Now the network chooser menu should appear which will allow you to configure your red, green and orange network how you want. Carefully read each option. For example, when writing this tutorial and connected directly to the modem with the Smoothwall machine with a second NIC for the LAN with no third NIC for the DMZ, green and red were selected. See the installation manual on your burned CD for more info on ADSL, ISDN, and dialup configuration. The dialogue will ask you to confirm your choices at the end of configuration. Remember to choose DHCP enabled on your red interface so that the ISP can give it an IP address and to manually assign your green interface an IP address.
The final option you have is to input your DNS and gateway information. Your ISP should be able to provide you with the numeric IP address of your DNS servers. If your ISP does not use a gateway server to provide services then leave gateway blank. Indeed, if you are in any doubt then also leave gateway blank.
Now you can configure DHCP (IP address assigning) for Smoothwall. This will enable any computer that is connected on your LAN to automatically pick up an IP address and join the LAN. This makes it nice for game sessions, for example, when you have many computers connected at the same time and don’t have time to tell each person what your LAN IP is and what your subnet mask is. They simply plug and play!
Enable DHCP on the selection screen by selecting it with the spacebar. Define a range of IP addresses, the default lease time and max lease time are in minutes. You can safely leave these on their defaults. Then you should choose your three administrative passwords. First, setup your root password. Next setup your ‘setup’ user password. This setup user can login via SSH connection and the setup program you are going through will be run again. Lastly, the admin user which is not a Linux user but rather a user you will login with via the Smoothwall web interface.

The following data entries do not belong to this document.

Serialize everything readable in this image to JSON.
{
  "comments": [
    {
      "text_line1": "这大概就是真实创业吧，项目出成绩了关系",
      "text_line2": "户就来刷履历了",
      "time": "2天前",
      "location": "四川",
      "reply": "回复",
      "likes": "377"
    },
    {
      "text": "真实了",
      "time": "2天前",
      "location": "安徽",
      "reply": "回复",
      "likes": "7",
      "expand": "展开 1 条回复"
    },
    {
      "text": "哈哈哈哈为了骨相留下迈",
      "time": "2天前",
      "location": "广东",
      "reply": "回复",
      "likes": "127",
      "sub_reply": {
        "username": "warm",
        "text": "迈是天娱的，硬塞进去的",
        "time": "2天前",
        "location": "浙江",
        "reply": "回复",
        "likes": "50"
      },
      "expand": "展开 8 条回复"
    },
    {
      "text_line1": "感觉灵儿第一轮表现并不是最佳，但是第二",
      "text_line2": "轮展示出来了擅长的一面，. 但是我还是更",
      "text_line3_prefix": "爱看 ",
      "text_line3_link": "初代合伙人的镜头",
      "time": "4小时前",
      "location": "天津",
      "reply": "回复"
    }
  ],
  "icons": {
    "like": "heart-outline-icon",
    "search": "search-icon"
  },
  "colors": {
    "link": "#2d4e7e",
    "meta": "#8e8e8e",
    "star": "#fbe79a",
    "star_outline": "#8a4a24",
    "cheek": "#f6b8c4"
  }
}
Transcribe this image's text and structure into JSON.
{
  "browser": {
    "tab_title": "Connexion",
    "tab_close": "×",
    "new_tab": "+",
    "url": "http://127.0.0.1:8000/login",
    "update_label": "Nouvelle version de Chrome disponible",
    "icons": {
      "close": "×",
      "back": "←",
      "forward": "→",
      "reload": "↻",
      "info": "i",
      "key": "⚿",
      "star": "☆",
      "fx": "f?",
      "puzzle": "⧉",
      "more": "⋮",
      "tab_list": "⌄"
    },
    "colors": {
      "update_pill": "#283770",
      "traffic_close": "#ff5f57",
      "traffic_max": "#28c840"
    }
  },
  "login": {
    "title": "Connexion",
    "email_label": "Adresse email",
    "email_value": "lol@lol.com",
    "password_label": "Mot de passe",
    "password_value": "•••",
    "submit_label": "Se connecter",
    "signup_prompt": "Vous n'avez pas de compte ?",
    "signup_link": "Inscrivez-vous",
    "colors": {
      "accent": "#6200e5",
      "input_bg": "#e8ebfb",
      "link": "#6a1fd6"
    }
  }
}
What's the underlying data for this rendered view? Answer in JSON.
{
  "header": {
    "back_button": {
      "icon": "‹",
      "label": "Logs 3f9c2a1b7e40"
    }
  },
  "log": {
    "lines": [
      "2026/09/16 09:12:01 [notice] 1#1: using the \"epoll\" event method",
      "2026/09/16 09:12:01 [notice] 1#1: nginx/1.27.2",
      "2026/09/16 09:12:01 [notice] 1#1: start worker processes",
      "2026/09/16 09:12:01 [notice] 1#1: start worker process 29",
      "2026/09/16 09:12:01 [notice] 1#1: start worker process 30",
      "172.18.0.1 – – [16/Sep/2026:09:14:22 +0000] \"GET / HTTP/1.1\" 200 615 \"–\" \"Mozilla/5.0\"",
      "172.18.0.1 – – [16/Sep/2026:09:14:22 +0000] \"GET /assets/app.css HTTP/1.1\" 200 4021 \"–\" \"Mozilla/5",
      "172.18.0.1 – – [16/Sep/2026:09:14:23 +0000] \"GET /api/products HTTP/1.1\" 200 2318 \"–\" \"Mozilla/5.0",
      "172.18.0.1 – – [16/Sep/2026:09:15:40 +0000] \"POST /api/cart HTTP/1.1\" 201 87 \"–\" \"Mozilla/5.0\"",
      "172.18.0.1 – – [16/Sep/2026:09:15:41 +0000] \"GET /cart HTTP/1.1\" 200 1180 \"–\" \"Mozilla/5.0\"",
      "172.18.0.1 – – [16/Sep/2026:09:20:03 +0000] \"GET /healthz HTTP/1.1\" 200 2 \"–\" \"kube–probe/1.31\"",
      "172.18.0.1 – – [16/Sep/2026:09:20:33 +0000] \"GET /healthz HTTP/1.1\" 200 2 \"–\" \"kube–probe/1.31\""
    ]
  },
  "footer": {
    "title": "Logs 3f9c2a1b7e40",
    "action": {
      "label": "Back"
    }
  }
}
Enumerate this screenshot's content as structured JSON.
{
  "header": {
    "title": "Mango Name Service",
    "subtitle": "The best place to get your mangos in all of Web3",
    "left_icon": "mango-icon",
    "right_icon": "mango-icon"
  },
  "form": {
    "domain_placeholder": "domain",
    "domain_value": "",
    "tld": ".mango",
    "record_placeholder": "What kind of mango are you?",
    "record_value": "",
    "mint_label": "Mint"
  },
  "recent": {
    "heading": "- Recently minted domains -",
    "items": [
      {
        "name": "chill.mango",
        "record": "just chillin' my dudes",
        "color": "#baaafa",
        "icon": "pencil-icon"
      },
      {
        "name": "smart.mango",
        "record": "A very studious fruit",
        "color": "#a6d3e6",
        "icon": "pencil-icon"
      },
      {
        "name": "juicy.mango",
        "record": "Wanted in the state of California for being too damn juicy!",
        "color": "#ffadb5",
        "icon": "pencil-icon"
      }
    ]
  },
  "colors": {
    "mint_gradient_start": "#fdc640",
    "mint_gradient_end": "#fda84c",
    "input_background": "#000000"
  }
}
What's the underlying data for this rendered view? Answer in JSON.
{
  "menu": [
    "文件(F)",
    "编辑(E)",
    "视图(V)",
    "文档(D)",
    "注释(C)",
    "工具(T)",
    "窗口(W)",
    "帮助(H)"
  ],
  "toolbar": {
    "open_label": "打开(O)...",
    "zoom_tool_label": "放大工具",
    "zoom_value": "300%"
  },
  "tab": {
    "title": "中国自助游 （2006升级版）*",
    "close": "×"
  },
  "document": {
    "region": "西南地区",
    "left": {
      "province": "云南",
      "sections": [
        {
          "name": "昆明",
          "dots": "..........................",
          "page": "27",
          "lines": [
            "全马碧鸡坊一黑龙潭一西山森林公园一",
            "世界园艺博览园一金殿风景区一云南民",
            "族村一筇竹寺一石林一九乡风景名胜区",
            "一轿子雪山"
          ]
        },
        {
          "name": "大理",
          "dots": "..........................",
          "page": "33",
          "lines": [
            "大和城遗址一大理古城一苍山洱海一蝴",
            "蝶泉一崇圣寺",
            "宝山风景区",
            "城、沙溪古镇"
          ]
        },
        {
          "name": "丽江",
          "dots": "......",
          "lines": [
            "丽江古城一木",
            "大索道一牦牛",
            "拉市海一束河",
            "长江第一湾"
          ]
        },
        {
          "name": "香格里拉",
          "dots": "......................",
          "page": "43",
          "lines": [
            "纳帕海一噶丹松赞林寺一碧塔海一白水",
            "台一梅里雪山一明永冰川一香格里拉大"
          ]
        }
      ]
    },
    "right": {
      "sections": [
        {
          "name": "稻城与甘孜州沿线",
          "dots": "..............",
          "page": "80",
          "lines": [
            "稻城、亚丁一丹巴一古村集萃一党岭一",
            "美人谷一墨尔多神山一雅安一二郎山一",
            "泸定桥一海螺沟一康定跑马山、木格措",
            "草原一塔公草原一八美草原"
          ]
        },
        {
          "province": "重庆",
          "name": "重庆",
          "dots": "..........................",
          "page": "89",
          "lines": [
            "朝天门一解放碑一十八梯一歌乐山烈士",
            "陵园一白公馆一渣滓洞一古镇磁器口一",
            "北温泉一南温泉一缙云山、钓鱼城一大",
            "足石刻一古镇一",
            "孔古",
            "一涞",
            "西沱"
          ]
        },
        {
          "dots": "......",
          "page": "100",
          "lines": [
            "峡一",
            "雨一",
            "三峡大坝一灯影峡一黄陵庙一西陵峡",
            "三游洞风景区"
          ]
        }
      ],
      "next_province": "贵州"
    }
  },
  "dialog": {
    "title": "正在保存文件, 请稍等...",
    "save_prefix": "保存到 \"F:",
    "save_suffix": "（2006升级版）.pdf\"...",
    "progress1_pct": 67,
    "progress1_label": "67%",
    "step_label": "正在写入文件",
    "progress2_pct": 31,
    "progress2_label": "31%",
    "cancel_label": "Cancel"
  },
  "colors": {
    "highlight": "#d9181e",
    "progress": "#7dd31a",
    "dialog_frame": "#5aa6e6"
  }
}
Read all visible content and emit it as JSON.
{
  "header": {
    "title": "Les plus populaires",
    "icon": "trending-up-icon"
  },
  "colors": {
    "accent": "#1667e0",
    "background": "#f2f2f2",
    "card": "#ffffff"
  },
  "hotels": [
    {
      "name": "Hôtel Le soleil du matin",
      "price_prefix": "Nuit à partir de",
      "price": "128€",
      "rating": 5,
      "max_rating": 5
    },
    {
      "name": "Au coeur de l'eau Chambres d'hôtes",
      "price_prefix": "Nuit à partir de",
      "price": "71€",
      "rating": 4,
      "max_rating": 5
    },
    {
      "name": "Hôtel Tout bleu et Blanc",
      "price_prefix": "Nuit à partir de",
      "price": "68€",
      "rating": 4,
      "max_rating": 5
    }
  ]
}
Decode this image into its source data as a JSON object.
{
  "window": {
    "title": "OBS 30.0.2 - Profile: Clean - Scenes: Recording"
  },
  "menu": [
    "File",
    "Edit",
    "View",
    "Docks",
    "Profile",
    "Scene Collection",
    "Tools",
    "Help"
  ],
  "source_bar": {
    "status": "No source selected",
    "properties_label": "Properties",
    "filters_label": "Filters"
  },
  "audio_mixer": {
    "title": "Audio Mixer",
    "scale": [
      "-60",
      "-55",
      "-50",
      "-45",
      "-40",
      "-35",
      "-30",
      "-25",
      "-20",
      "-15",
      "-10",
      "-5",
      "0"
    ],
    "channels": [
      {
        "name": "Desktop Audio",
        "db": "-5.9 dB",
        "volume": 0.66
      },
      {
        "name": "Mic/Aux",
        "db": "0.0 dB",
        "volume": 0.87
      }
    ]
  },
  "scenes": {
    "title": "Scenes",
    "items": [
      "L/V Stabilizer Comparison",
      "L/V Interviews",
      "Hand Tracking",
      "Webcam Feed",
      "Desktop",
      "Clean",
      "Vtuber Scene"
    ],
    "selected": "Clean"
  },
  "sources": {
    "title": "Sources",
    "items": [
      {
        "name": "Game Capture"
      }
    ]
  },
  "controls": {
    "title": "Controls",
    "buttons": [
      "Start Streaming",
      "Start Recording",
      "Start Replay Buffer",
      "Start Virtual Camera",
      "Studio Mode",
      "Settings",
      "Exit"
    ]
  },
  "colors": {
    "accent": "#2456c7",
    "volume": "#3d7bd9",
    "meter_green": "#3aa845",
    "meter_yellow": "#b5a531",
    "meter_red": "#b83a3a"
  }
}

And that us it, the installation and configuration is finished and you are all set. You will be prompted to register with Smoothwall and your firewall is ready to go! You’ll want to login to your interface right away to upload any patches that need to be installed using your admin user. The quickest way to do this is to hop on any computer on your LAN (besides the smoothwall one) and type https://192.168.0.1:441 or https://hostname:441 in a web browser (where hostname is your hostname you chose previously). You will be prompted for your login info. Use admin and watch as you are greeted by a Smoothwall status page!
To learn more about Smoothwall visit the main page at smoothwall.org and select the ‘docs’ tab. The forums are also extremely helpful and many knowledgeable people can help you with any problems that may arise. Hopefully, your install went well and everything is working for you! If not, don’t forget that the installation guide is on your CD that you made!